Elizabeth Cannon, rectrice de l’Université de Calgary pendant huit ans, affirme que le soutien public du conseil d’administration « est un facteur essentiel de réussite ». C’est particulièrement vrai en période de crise. Un conseil d’administration doit accorder sa pleine confiance au dirigeant choisi, engager des conversations franches et difficiles, et soutenir les décisions du recteur. Son soutien doit être explicite.
De même, pour réussir dans cette fonction, un recteur doit, sans tarder, entretenir des liens avec son conseil d’administration. Il doit échanger régulièrement, et ce, tant à propos des risques que des succès associés à son rôle. Un manque de consensus entre le recteur et le président du conseil d’administration est un fort indicateur de dérapage.
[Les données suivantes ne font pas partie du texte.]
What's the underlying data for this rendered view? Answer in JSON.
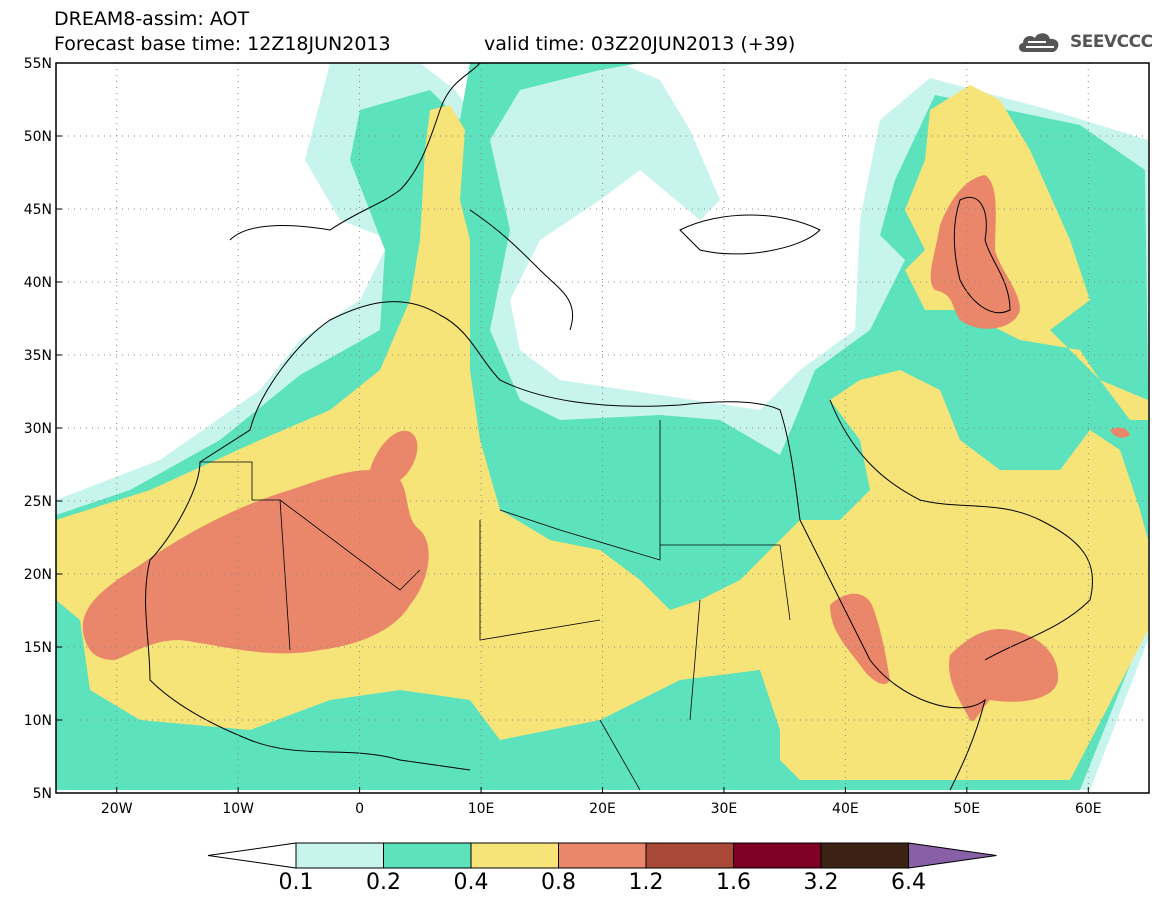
{
  "title": {
    "line1": "DREAM8-assim: AOT",
    "line2": "Forecast base time: 12Z18JUN2013",
    "line3": "valid time: 03Z20JUN2013 (+39)"
  },
  "logo": {
    "text": "SEEVCCC",
    "icon": "cloud-icon"
  },
  "map": {
    "lat_labels": [
      "55N",
      "50N",
      "45N",
      "40N",
      "35N",
      "30N",
      "25N",
      "20N",
      "15N",
      "10N",
      "5N"
    ],
    "lon_labels": [
      "20W",
      "10W",
      "0",
      "10E",
      "20E",
      "30E",
      "40E",
      "50E",
      "60E"
    ],
    "lat_range": [
      5,
      55
    ],
    "lon_range": [
      -25,
      65
    ],
    "grid": "dotted"
  },
  "colorbar": {
    "levels": [
      "0.1",
      "0.2",
      "0.4",
      "0.8",
      "1.2",
      "1.6",
      "3.2",
      "6.4"
    ],
    "colors": {
      "low_arrow": "#ffffff",
      "c1": "#c8f4ee",
      "c2": "#5ce2bc",
      "c3": "#f6e478",
      "c4": "#ea866a",
      "c5": "#aa4838",
      "c6": "#7e0024",
      "c7": "#3c2214",
      "high_arrow": "#8860a8"
    }
  }
}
Pourtant, les chercheurs observent, au terme d’entrevues avec des rectrices actuelles et sortantes, que les femmes semblent moins soutenues par leur conseil d’administration en période de crise.
Trois idées pour susciter le changement
Il est urgent de tracer la voie à suivre afin de favoriser l’équité entre les sexes dans les postes universitaires de direction. Les universités génèrent du savoir, sont des vecteurs de la recherche et forment des citoyens du monde. Elles doivent démontrer les avantages d’une gouvernance qui représente les gens qu’elles servent et qui est à la hauteur de l’importance des travaux de recherche qu’elles font progresser.
Alors, comment concevoir des établissements inclusifs qui aident les femmes à accéder à des postes de direction et à s’y épanouir? Je propose trois idées simples pour susciter un tel changement : s’appuyer de manière méthodique et publique sur des données et des indicateurs, faire progresser la sensibilisation culturelle et favoriser de manière réfléchie l’équité.
1. Données et indicateurs
Selon la théorie de la masse critique, un terme inventé par Rosabeth Kanter, professeure à l’Université Harvard, un groupe doit être représenté à hauteur de 30 % pour obtenir des résultats concrets au sein d’une culture. Les femmes représentent actuellement 31 % du rectorat au Canada, et atteignent ainsi à peine le seuil critique nécessaire pour qu’un changement s’opère. À bien des égards, leur rôle est encore jugé symbolique et elles n’ont pas eu l’occasion de réfuter la croyance infondée selon laquelle leur leadership est inadéquat. Les chiffres comptent, et des objectifs tangibles sont nécessaires pour surmonter les obstacles causés par la sousreprésentation des femmes aux postes de direction.
Les universités doivent prendre des engagements fermes. La mise en place d’indicateurs augmente la responsabilisation et contribue à la
réalisation de progrès sur de nombreux fronts. Les organisations internationales telles que le Programme des Nations Unies pour le développement, l’Organisation de coopération et de développement économiques, la Banque mondiale et le Forum économique mondial comptabilisent à la fois les mesures prises et leurs résultats pour évaluer les pays sur l’enjeu de l’égalité entre les sexes. Il est ironique de constater que les chercheurs universitaires sont à l’origine d’une grande partie de ces données, mais que leurs propres établissements ne se conforment pas à ces pratiques exemplaires.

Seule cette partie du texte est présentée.